Nos jeux ne suivent pas une logique de « crunch » liée à une date de sortie fixe, comme dans les studios de jeux traditionnels. Leur développement est continu : les mises à jour sont déployées de manière itérative, en fonction des tests et des résultats. Des périodes de forte activité peuvent exister, mais elles ne constituent ni une méthode de management ni une norme chez Voodoo. Le feedback direct fait partie de notre culture, pas les comportements irrespectueux. S’il en existe, nous étudions tous les signalements, et nous prenons des mesures, y compris des sanctions si nécessaire. Nous mesurons le ressenti des équipes chaque trimestre au moyen d’une enquête interne anonyme (eNPS), qui recueille plus de 500 réponses. Moins de 4 % des répondants y mentionnent un rythme de travail trop intense.

Comment gérez-vous l'arrivée de l'IA au sein de l'entreprise ? Plusieurs employés m'ont parlé de politiques qu'ils jugent contradictoires sur ce sujet, avec une incitation forte à utiliser l'IA pour gagner en productivité, même lorsque son utilisation ne leur paraît pas pertinente. Comment vous positionnez-vous aujourd'hui sur cette question ?
Comme de nombreuses entreprises technologiques, nous encourageons nos équipes à expérimenter les outils d’intelligence artificielle lorsqu’ils peuvent améliorer la productivité ou la créativité. L’IA est notamment utilisée dans le développement pour accélérer certaines tâches et publier plus régulièrement des mises à jour pour nos communautés de joueurs.

Y a-t-il des syndicats en interne ? Un organisme de suivi du bien-être et de défense des intérêts des employés ?
La CFDT est représentée au sein de l’UES. Il n'existe pas de délégué syndical au sein de Voodoo. Les représentants élus exercent leurs missions dans le cadre du CSE. Voodoo dispose d’un Comité social et économique (CSE) élu, qui se réunit régulièrement. Il est organisé au niveau de l’UES regroupant les filiales françaises, afin de représenter toutes les entités, y compris les plus petits studios. Le CSE comprend notamment une commission dédiée à la santé, à la sécurité et aux conditions de travail. La majorité de ses membres élus s’est présentée sous une bannière syndicale.
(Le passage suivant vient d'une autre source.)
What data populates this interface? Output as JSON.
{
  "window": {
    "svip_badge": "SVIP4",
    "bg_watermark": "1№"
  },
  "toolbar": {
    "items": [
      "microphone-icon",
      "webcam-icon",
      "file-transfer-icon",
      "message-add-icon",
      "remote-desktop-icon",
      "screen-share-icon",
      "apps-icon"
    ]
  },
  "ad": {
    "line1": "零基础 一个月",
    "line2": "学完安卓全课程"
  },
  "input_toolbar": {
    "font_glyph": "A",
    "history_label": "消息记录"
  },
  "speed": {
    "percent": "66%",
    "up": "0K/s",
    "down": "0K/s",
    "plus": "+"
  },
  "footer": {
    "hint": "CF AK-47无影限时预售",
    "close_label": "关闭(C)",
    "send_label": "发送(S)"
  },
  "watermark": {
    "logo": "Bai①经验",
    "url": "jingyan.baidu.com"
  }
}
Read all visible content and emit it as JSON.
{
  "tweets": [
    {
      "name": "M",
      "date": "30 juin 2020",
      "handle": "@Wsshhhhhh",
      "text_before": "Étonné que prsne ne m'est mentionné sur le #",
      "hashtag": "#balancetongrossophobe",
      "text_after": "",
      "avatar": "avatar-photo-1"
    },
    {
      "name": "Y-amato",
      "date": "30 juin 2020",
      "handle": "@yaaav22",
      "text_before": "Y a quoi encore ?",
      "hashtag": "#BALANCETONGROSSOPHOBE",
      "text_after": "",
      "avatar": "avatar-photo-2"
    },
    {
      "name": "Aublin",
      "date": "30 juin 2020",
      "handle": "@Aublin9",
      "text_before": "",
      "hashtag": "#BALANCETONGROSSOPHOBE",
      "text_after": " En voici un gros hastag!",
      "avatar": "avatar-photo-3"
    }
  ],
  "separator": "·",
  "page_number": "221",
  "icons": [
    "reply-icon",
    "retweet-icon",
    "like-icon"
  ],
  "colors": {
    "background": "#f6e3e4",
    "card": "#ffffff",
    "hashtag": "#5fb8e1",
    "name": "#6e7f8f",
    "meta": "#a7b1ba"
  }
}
Ils sont accompagnés par leur syndicat, notamment lors des consultations annuelles. Voodoo dispose également de référents harcèlement, d’un dispositif d’alerte, d’enquêtes internes sur l’engagement et d’une plateforme de soutien psychologique. Les sujets liés aux conditions de travail sont suivis dans ce cadre. Le dialogue social nous a permis de nous améliorer et nous continuons à le faire.

* Employee Net Promoter Score, une enquête interne à l'entreprise qui demande aux employés de poser une question : "Recommanderiez-vous notre entreprise comme un endroit où il fait bon travailler ?".